On Apr 3, 2013, at 3:23 PM, Laurens Van Houtven <_...@lvh.cc> wrote:

> On Thu, Apr 4, 2013 at 12:04 AM, Glyph <gl...@twistedmatrix.com> wrote:
> The release manager already _does_ sign something.  Since PyCon, we do have 
> much better trust web integration, which is great, but that's not really 
> relevant to this discussion, which is just about changing what we sign and 
> how it gets signed.
> 
> Yes, sorry; I thought there were just a bunch of hashes in a file somewhere, 
> and forgot they were signed.
>  
> I think we should carry on with signing the list of signatures for now, and 
> just upgrade the hash algorithm.  Baby steps.  Perhaps there are some 
> theoretical benefits that come from signing the whole binary blob, but that's 
> a much bigger change for a much smaller benefit.
> 
> If anyone does have an interest in us doing this, I think the first step 
> would be to write up a clear explanation of how it should be done.
> 
> I agree.
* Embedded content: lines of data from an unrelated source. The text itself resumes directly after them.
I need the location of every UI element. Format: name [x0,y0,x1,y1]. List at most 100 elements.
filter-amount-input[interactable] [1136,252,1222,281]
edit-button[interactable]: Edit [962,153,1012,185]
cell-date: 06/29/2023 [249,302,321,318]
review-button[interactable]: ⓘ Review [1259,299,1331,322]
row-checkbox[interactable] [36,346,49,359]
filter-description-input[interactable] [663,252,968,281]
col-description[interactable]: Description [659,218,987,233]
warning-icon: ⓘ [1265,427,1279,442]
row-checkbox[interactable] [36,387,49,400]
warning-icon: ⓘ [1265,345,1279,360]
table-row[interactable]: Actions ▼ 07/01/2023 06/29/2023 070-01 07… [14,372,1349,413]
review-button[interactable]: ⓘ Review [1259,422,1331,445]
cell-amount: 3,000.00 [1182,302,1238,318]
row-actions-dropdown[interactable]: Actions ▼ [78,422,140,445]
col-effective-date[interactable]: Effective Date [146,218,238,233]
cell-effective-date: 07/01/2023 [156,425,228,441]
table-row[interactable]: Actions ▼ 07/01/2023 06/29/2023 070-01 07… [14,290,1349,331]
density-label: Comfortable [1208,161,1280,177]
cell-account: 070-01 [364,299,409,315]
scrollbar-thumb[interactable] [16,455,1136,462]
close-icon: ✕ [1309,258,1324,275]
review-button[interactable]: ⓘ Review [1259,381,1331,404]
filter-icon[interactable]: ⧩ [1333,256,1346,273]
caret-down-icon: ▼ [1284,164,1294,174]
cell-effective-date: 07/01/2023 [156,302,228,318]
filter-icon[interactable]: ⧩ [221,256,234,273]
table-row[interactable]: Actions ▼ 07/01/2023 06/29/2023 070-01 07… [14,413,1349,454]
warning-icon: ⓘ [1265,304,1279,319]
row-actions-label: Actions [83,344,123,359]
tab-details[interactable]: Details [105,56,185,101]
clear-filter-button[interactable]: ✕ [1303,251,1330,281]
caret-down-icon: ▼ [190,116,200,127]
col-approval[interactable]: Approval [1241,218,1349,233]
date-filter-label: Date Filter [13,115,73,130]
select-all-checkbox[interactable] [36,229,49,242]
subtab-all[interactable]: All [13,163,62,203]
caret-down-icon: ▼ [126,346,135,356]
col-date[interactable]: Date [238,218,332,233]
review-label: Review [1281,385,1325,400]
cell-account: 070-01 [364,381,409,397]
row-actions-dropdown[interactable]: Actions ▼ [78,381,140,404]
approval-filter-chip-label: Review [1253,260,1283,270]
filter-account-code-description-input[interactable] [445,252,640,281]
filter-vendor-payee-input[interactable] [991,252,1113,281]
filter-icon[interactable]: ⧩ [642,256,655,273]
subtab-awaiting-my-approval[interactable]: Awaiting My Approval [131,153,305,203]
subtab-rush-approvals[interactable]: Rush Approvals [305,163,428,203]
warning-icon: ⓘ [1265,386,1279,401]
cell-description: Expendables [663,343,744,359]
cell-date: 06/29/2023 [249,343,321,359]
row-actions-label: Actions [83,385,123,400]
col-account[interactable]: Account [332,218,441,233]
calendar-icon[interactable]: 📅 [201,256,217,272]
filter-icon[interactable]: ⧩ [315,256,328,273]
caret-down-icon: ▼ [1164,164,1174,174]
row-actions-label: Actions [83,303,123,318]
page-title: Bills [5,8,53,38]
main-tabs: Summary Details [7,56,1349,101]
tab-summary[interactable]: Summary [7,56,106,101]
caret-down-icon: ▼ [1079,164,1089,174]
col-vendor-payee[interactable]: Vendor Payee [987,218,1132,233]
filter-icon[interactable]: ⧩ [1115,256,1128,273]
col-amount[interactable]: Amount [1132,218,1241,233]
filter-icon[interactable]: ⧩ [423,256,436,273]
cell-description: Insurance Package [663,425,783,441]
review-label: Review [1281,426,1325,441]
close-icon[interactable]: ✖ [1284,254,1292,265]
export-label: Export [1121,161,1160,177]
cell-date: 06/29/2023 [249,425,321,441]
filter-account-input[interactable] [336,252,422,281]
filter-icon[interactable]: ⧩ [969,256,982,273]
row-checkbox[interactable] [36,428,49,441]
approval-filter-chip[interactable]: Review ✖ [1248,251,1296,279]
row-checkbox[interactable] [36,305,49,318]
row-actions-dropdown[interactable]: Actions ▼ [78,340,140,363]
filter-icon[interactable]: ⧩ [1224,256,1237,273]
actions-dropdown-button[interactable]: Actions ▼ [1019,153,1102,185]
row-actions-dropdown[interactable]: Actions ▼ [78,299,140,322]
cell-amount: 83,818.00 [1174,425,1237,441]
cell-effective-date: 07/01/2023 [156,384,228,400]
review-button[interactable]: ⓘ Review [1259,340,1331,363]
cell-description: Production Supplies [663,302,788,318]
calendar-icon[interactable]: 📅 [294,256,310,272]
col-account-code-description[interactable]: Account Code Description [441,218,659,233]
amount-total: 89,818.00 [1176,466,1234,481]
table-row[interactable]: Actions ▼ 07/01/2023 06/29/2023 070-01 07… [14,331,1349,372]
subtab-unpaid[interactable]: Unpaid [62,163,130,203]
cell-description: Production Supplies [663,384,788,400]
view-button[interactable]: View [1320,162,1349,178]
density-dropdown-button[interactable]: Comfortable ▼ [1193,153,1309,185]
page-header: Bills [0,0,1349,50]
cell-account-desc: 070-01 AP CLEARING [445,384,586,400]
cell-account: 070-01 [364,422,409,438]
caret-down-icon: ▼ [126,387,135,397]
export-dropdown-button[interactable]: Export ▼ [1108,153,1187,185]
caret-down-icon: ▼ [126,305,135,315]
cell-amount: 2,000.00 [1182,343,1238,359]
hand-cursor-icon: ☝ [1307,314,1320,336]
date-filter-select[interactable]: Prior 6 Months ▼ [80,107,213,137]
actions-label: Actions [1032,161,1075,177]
Can't we just replace "md5sum" in the command line with "shasum -a 
> 512"? Do we need a grace period where we deliver both the MD5 and SHA512 
> sums? (Perhaps there's an automated system out there that relies on the MD5 
> version being available, since that's all we have now.)

Signing both certainly doesn't create any problems.  I just have no idea what 
automation stuff parses this file as part of our _own_ release process.  I was 
hoping someone who knew how it worked could examine it and tell me.